En 1983, la SOCADA, Société Centrafricaine de Développement Agricole succède à l’UCCA. Financée par de nombreux bailleurs de fonds, elle est chargée de mettre en œuvre un projet de développement intégré. Les vulgarisateurs sont remis au travail, la recherche est efficace, le prix d’achat

du coton graine est augmenté, les achats se font rapidement, et les intrants sont mis en place à bonne date. Toutes ces mesures redonnent confiance aux producteurs. La relance est spectaculaire et plus rapide que prévue : en 1984-85, la production atteint 45 500 t et les rendements dépassent les 570 kg/ha.

Alors que ce projet s’exécutait à la satisfaction générale, l’effondrement des cours du coton en 1985 révèle que les résultats techniques obtenus masquaient une structure qui s’était progressivement alourdie dans l’euphorie générale et l’abondance des financements extérieurs. Face à l’impossibilité de la SOCADA de rembourser ses dettes, l’Etat fait appel aux principaux bailleurs de fonds pour le financement d’un programme d’ajustement structurel. Cette aide est assortie de conditions draconiennes qui aboutie à l’effondrement de la production (19 000 t en 1987-88).

A la suite d’une nouvelle chute des cours mondiaux du coton, la filière fut à nouveau dans de graves difficultés.
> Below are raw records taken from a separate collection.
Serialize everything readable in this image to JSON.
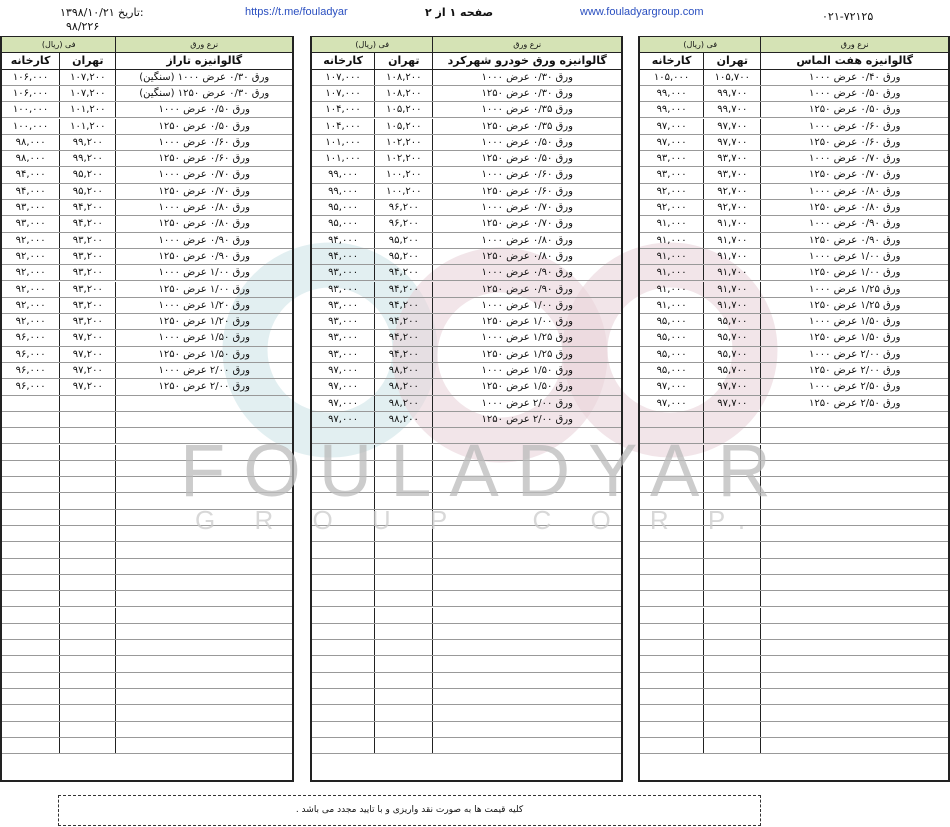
{
  "header": {
    "date_label": "تاریخ:",
    "date": "۱۳۹۸/۱۰/۲۱",
    "number": "۹۸/۲۲۶",
    "telegram": "https://t.me/fouladyar",
    "page": "صفحه ۱ از ۲",
    "website": "www.fouladyargroup.com",
    "phone": "۰۲۱-۷۲۱۲۵"
  },
  "watermark": {
    "brand": "FOULADYAR",
    "sub": "G R O U P   C O R P."
  },
  "colors": {
    "header_green": "#d5e3b5",
    "link_blue": "#2a4fc0"
  },
  "tables": [
    {
      "type_label": "نرع ورق",
      "price_label": "فی (ریال)",
      "title": "گالوانیزه تاراز",
      "col_tehran": "تهران",
      "col_factory": "کارخانه",
      "rows": [
        [
          "ورق ۰/۳۰ عرض ۱۰۰۰ (سنگین)",
          "۱۰۷,۲۰۰",
          "۱۰۶,۰۰۰"
        ],
        [
          "ورق ۰/۳۰ عرض ۱۲۵۰ (سنگین)",
          "۱۰۷,۲۰۰",
          "۱۰۶,۰۰۰"
        ],
        [
          "ورق ۰/۵۰ عرض ۱۰۰۰",
          "۱۰۱,۲۰۰",
          "۱۰۰,۰۰۰"
        ],
        [
          "ورق ۰/۵۰ عرض ۱۲۵۰",
          "۱۰۱,۲۰۰",
          "۱۰۰,۰۰۰"
        ],
        [
          "ورق ۰/۶۰ عرض ۱۰۰۰",
          "۹۹,۲۰۰",
          "۹۸,۰۰۰"
        ],
        [
          "ورق ۰/۶۰ عرض ۱۲۵۰",
          "۹۹,۲۰۰",
          "۹۸,۰۰۰"
        ],
        [
          "ورق ۰/۷۰ عرض ۱۰۰۰",
          "۹۵,۲۰۰",
          "۹۴,۰۰۰"
        ],
        [
          "ورق ۰/۷۰ عرض ۱۲۵۰",
          "۹۵,۲۰۰",
          "۹۴,۰۰۰"
        ],
        [
          "ورق ۰/۸۰ عرض ۱۰۰۰",
          "۹۴,۲۰۰",
          "۹۳,۰۰۰"
        ],
        [
          "ورق ۰/۸۰ عرض ۱۲۵۰",
          "۹۴,۲۰۰",
          "۹۳,۰۰۰"
        ],
        [
          "ورق ۰/۹۰ عرض ۱۰۰۰",
          "۹۳,۲۰۰",
          "۹۲,۰۰۰"
        ],
        [
          "ورق ۰/۹۰ عرض ۱۲۵۰",
          "۹۳,۲۰۰",
          "۹۲,۰۰۰"
        ],
        [
          "ورق ۱/۰۰ عرض ۱۰۰۰",
          "۹۳,۲۰۰",
          "۹۲,۰۰۰"
        ],
        [
          "ورق ۱/۰۰ عرض ۱۲۵۰",
          "۹۳,۲۰۰",
          "۹۲,۰۰۰"
        ],
        [
          "ورق ۱/۲۰ عرض ۱۰۰۰",
          "۹۳,۲۰۰",
          "۹۲,۰۰۰"
        ],
        [
          "ورق ۱/۲۰ عرض ۱۲۵۰",
          "۹۳,۲۰۰",
          "۹۲,۰۰۰"
        ],
        [
          "ورق ۱/۵۰ عرض ۱۰۰۰",
          "۹۷,۲۰۰",
          "۹۶,۰۰۰"
        ],
        [
          "ورق ۱/۵۰ عرض ۱۲۵۰",
          "۹۷,۲۰۰",
          "۹۶,۰۰۰"
        ],
        [
          "ورق ۲/۰۰ عرض ۱۰۰۰",
          "۹۷,۲۰۰",
          "۹۶,۰۰۰"
        ],
        [
          "ورق ۲/۰۰ عرض ۱۲۵۰",
          "۹۷,۲۰۰",
          "۹۶,۰۰۰"
        ]
      ]
    },
    {
      "type_label": "نرع ورق",
      "price_label": "فی (ریال)",
      "title": "گالوانیزه ورق خودرو شهرکرد",
      "col_tehran": "تهران",
      "col_factory": "کارخانه",
      "rows": [
        [
          "ورق ۰/۳۰ عرض ۱۰۰۰",
          "۱۰۸,۲۰۰",
          "۱۰۷,۰۰۰"
        ],
        [
          "ورق ۰/۳۰ عرض ۱۲۵۰",
          "۱۰۸,۲۰۰",
          "۱۰۷,۰۰۰"
        ],
        [
          "ورق ۰/۳۵ عرض ۱۰۰۰",
          "۱۰۵,۲۰۰",
          "۱۰۴,۰۰۰"
        ],
        [
          "ورق ۰/۳۵ عرض ۱۲۵۰",
          "۱۰۵,۲۰۰",
          "۱۰۴,۰۰۰"
        ],
        [
          "ورق ۰/۵۰ عرض ۱۰۰۰",
          "۱۰۲,۲۰۰",
          "۱۰۱,۰۰۰"
        ],
        [
          "ورق ۰/۵۰ عرض ۱۲۵۰",
          "۱۰۲,۲۰۰",
          "۱۰۱,۰۰۰"
        ],
        [
          "ورق ۰/۶۰ عرض ۱۰۰۰",
          "۱۰۰,۲۰۰",
          "۹۹,۰۰۰"
        ],
        [
          "ورق ۰/۶۰ عرض ۱۲۵۰",
          "۱۰۰,۲۰۰",
          "۹۹,۰۰۰"
        ],
        [
          "ورق ۰/۷۰ عرض ۱۰۰۰",
          "۹۶,۲۰۰",
          "۹۵,۰۰۰"
        ],
        [
          "ورق ۰/۷۰ عرض ۱۲۵۰",
          "۹۶,۲۰۰",
          "۹۵,۰۰۰"
        ],
        [
          "ورق ۰/۸۰ عرض ۱۰۰۰",
          "۹۵,۲۰۰",
          "۹۴,۰۰۰"
        ],
        [
          "ورق ۰/۸۰ عرض ۱۲۵۰",
          "۹۵,۲۰۰",
          "۹۴,۰۰۰"
        ],
        [
          "ورق ۰/۹۰ عرض ۱۰۰۰",
          "۹۴,۲۰۰",
          "۹۳,۰۰۰"
        ],
        [
          "ورق ۰/۹۰ عرض ۱۲۵۰",
          "۹۴,۲۰۰",
          "۹۳,۰۰۰"
        ],
        [
          "ورق ۱/۰۰ عرض ۱۰۰۰",
          "۹۴,۲۰۰",
          "۹۳,۰۰۰"
        ],
        [
          "ورق ۱/۰۰ عرض ۱۲۵۰",
          "۹۴,۲۰۰",
          "۹۳,۰۰۰"
        ],
        [
          "ورق ۱/۲۵ عرض ۱۰۰۰",
          "۹۴,۲۰۰",
          "۹۳,۰۰۰"
        ],
        [
          "ورق ۱/۲۵ عرض ۱۲۵۰",
          "۹۴,۲۰۰",
          "۹۳,۰۰۰"
        ],
        [
          "ورق ۱/۵۰ عرض ۱۰۰۰",
          "۹۸,۲۰۰",
          "۹۷,۰۰۰"
        ],
        [
          "ورق ۱/۵۰ عرض ۱۲۵۰",
          "۹۸,۲۰۰",
          "۹۷,۰۰۰"
        ],
        [
          "ورق ۲/۰۰ عرض ۱۰۰۰",
          "۹۸,۲۰۰",
          "۹۷,۰۰۰"
        ],
        [
          "ورق ۲/۰۰ عرض ۱۲۵۰",
          "۹۸,۲۰۰",
          "۹۷,۰۰۰"
        ]
      ]
    },
    {
      "type_label": "نرع ورق",
      "price_label": "فی (ریال)",
      "title": "گالوانیزه هفت الماس",
      "col_tehran": "تهران",
      "col_factory": "کارخانه",
      "rows": [
        [
          "ورق ۰/۴۰ عرض ۱۰۰۰",
          "۱۰۵,۷۰۰",
          "۱۰۵,۰۰۰"
        ],
        [
          "ورق ۰/۵۰ عرض ۱۰۰۰",
          "۹۹,۷۰۰",
          "۹۹,۰۰۰"
        ],
        [
          "ورق ۰/۵۰ عرض ۱۲۵۰",
          "۹۹,۷۰۰",
          "۹۹,۰۰۰"
        ],
        [
          "ورق ۰/۶۰ عرض ۱۰۰۰",
          "۹۷,۷۰۰",
          "۹۷,۰۰۰"
        ],
        [
          "ورق ۰/۶۰ عرض ۱۲۵۰",
          "۹۷,۷۰۰",
          "۹۷,۰۰۰"
        ],
        [
          "ورق ۰/۷۰ عرض ۱۰۰۰",
          "۹۳,۷۰۰",
          "۹۳,۰۰۰"
        ],
        [
          "ورق ۰/۷۰ عرض ۱۲۵۰",
          "۹۳,۷۰۰",
          "۹۳,۰۰۰"
        ],
        [
          "ورق ۰/۸۰ عرض ۱۰۰۰",
          "۹۲,۷۰۰",
          "۹۲,۰۰۰"
        ],
        [
          "ورق ۰/۸۰ عرض ۱۲۵۰",
          "۹۲,۷۰۰",
          "۹۲,۰۰۰"
        ],
        [
          "ورق ۰/۹۰ عرض ۱۰۰۰",
          "۹۱,۷۰۰",
          "۹۱,۰۰۰"
        ],
        [
          "ورق ۰/۹۰ عرض ۱۲۵۰",
          "۹۱,۷۰۰",
          "۹۱,۰۰۰"
        ],
        [
          "ورق ۱/۰۰ عرض ۱۰۰۰",
          "۹۱,۷۰۰",
          "۹۱,۰۰۰"
        ],
        [
          "ورق ۱/۰۰ عرض ۱۲۵۰",
          "۹۱,۷۰۰",
          "۹۱,۰۰۰"
        ],
        [
          "ورق ۱/۲۵ عرض ۱۰۰۰",
          "۹۱,۷۰۰",
          "۹۱,۰۰۰"
        ],
        [
          "ورق ۱/۲۵ عرض ۱۲۵۰",
          "۹۱,۷۰۰",
          "۹۱,۰۰۰"
        ],
        [
          "ورق ۱/۵۰ عرض ۱۰۰۰",
          "۹۵,۷۰۰",
          "۹۵,۰۰۰"
        ],
        [
          "ورق ۱/۵۰ عرض ۱۲۵۰",
          "۹۵,۷۰۰",
          "۹۵,۰۰۰"
        ],
        [
          "ورق ۲/۰۰ عرض ۱۰۰۰",
          "۹۵,۷۰۰",
          "۹۵,۰۰۰"
        ],
        [
          "ورق ۲/۰۰ عرض ۱۲۵۰",
          "۹۵,۷۰۰",
          "۹۵,۰۰۰"
        ],
        [
          "ورق ۲/۵۰ عرض ۱۰۰۰",
          "۹۷,۷۰۰",
          "۹۷,۰۰۰"
        ],
        [
          "ورق ۲/۵۰ عرض ۱۲۵۰",
          "۹۷,۷۰۰",
          "۹۷,۰۰۰"
        ]
      ]
    }
  ],
  "footer": {
    "note": "کلیه قیمت ها به صورت نقد واریزی و با تایید مجدد می باشد ."
  }
}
Il fut décidé en 1992-93, l’éclatement des activités de la SOCADA et la création de la Société Cotonnière Centrafricaine (SOCOCA), une entité strictement industrielle et commerciale gérée par la CFDT.
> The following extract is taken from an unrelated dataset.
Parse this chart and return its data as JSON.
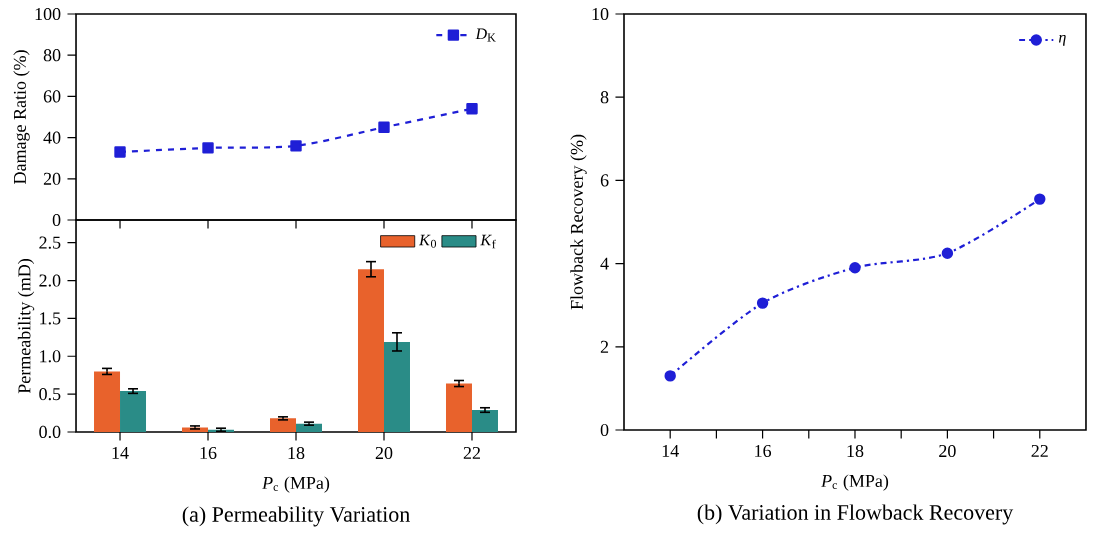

Les activités de la SOCOCA, même si elles débutèrent dans des conditions sociales et économiques difficiles, commencent peu à peu à donner des résultats : la production de coton graine est passée de 12 052 t en 1992-93, à 46 040 t en 1997-98. La société cotonnière a enregistré pour la première fois des bénéfices, et l’Etat perçoit enfin des recettes fiscales directes de cette production exportée à 100%. L’espoir renaît donc après une période particulièrement difficile pour tous les partenaires de cette filière cotonnière qui s’est toujours confondue avec l’histoire même du pays et de la région de Bambari. Mais l’effondrement mondial des prix du coton en 2000 replonge aujourd’hui la SOCOCA dans de sérieux problèmes : les récoltes de la campagne 2000-2001 ont été très tardivement collectées.
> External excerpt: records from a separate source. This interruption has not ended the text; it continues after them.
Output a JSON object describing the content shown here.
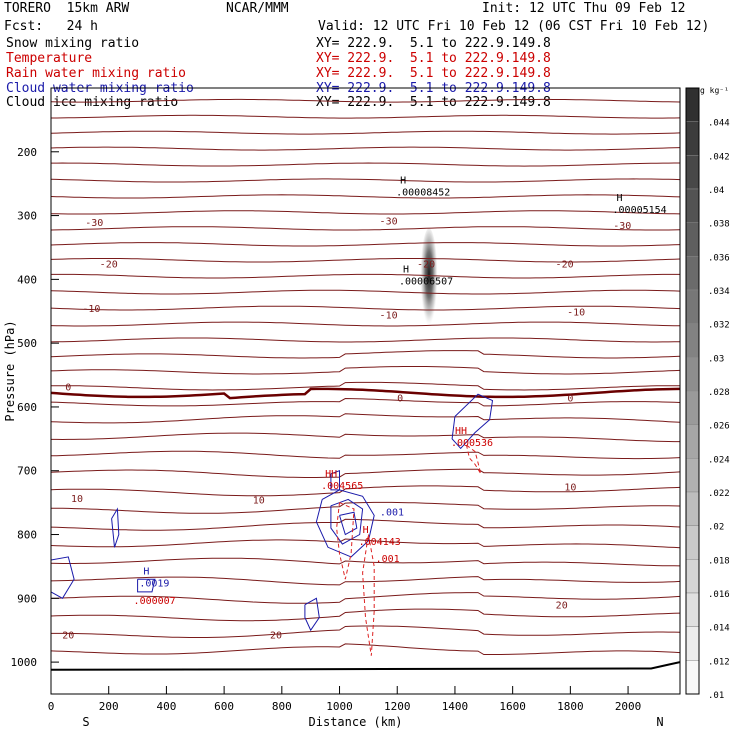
{
  "header": {
    "model": "TORERO  15km ARW",
    "center": "NCAR/MMM",
    "init": "Init: 12 UTC Thu 09 Feb 12",
    "fcst": "Fcst:   24 h",
    "valid": "Valid: 12 UTC Fri 10 Feb 12 (06 CST Fri 10 Feb 12)"
  },
  "fields": [
    {
      "name": "Snow mixing ratio",
      "color": "#000000",
      "xy": "XY= 222.9.  5.1 to 222.9.149.8"
    },
    {
      "name": "Temperature",
      "color": "#cc0000",
      "xy": "XY= 222.9.  5.1 to 222.9.149.8"
    },
    {
      "name": "Rain water mixing ratio",
      "color": "#cc0000",
      "xy": "XY= 222.9.  5.1 to 222.9.149.8"
    },
    {
      "name": "Cloud water mixing ratio",
      "color": "#1a1aaa",
      "xy": "XY= 222.9.  5.1 to 222.9.149.8"
    },
    {
      "name": "Cloud ice mixing ratio",
      "color": "#000000",
      "xy": "XY= 222.9.  5.1 to 222.9.149.8"
    }
  ],
  "colors": {
    "temperature": "#7a1a1a",
    "freezing": "#6a0000",
    "cloud_water": "#1a1aaa",
    "rain": "#dd2222",
    "terrain": "#000000"
  },
  "chart_data": {
    "type": "heatmap",
    "xlabel": "Distance (km)",
    "ylabel": "Pressure (hPa)",
    "xlim": [
      0,
      2180
    ],
    "ylim": [
      100,
      1050
    ],
    "x_ticks": [
      0,
      200,
      400,
      600,
      800,
      1000,
      1200,
      1400,
      1600,
      1800,
      2000
    ],
    "y_ticks": [
      200,
      300,
      400,
      500,
      600,
      700,
      800,
      900,
      1000
    ],
    "x_end_labels": {
      "left": "S",
      "right": "N"
    },
    "colorbar": {
      "unit": "g kg⁻¹",
      "ticks": [
        ".01",
        ".012",
        ".014",
        ".016",
        ".018",
        ".02",
        ".022",
        ".024",
        ".026",
        ".028",
        ".03",
        ".032",
        ".034",
        ".036",
        ".038",
        ".04",
        ".042",
        ".044"
      ]
    },
    "snow_shading": {
      "x_center": 1310,
      "p_center": 400,
      "x_halfwidth": 30,
      "p_top": 330,
      "p_bottom": 490,
      "max": 0.046
    },
    "temperature_levels": [
      {
        "label": "-30",
        "x": 150,
        "p": 310
      },
      {
        "label": "-30",
        "x": 1170,
        "p": 308
      },
      {
        "label": "-30",
        "x": 1980,
        "p": 315
      },
      {
        "label": "-20",
        "x": 200,
        "p": 375
      },
      {
        "label": "-20",
        "x": 1300,
        "p": 375
      },
      {
        "label": "-20",
        "x": 1780,
        "p": 375
      },
      {
        "label": "-10",
        "x": 140,
        "p": 445
      },
      {
        "label": "-10",
        "x": 1170,
        "p": 455
      },
      {
        "label": "-10",
        "x": 1820,
        "p": 450
      },
      {
        "label": "0",
        "x": 60,
        "p": 568
      },
      {
        "label": "0",
        "x": 1210,
        "p": 585
      },
      {
        "label": "0",
        "x": 1800,
        "p": 585
      },
      {
        "label": "10",
        "x": 90,
        "p": 743
      },
      {
        "label": "10",
        "x": 720,
        "p": 745
      },
      {
        "label": "10",
        "x": 1800,
        "p": 725
      },
      {
        "label": "20",
        "x": 60,
        "p": 957
      },
      {
        "label": "20",
        "x": 780,
        "p": 957
      },
      {
        "label": "20",
        "x": 1770,
        "p": 910
      }
    ],
    "maxima": [
      {
        "text": "H",
        "value": ".00008452",
        "x": 1210,
        "p": 262,
        "color": "#000000"
      },
      {
        "text": "H",
        "value": ".00005154",
        "x": 1960,
        "p": 290,
        "color": "#000000"
      },
      {
        "text": "H",
        "value": ".00006507",
        "x": 1220,
        "p": 402,
        "color": "#000000"
      },
      {
        "text": "HH",
        "value": ".000536",
        "x": 1400,
        "p": 655,
        "color": "#cc0000"
      },
      {
        "text": "HH",
        "value": ".004565",
        "x": 950,
        "p": 722,
        "color": "#cc0000"
      },
      {
        "text": "H",
        "value": ".004143",
        "x": 1080,
        "p": 810,
        "color": "#cc0000"
      },
      {
        "text": "H",
        "value": ".0019",
        "x": 320,
        "p": 875,
        "color": "#1a1aaa"
      },
      {
        "text": "",
        "value": ".000007",
        "x": 300,
        "p": 903,
        "color": "#cc0000"
      }
    ],
    "contour_labels": [
      {
        "text": ".001",
        "x": 1140,
        "p": 770,
        "color": "#1a1aaa"
      },
      {
        "text": ".001",
        "x": 1125,
        "p": 843,
        "color": "#cc0000"
      }
    ]
  }
}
Ce regard sur le passé nous rappelle que le coton est une culture qui a été très profondément marquée du sceau de l’autoritarisme administratif, ce qui lui donne encore aujourd’hui un certain caractère ambigu. Cette sensibilité se traduit, on l’a vu, par une évolution tout à fait discontinue de

la production marquée par des périodes de croissance rapide suivies de chutes toutes aussi brutales, liées tant à la fois aux sautes des cours mondiaux qu’à l’instabilité politique nationale. Une situation qui se répercute sur la qualité du travail et le revenu des producteurs qui, dans le Nord-Est de Bambari, ont un sentiment très mitigé vis-à-vis de cette culture.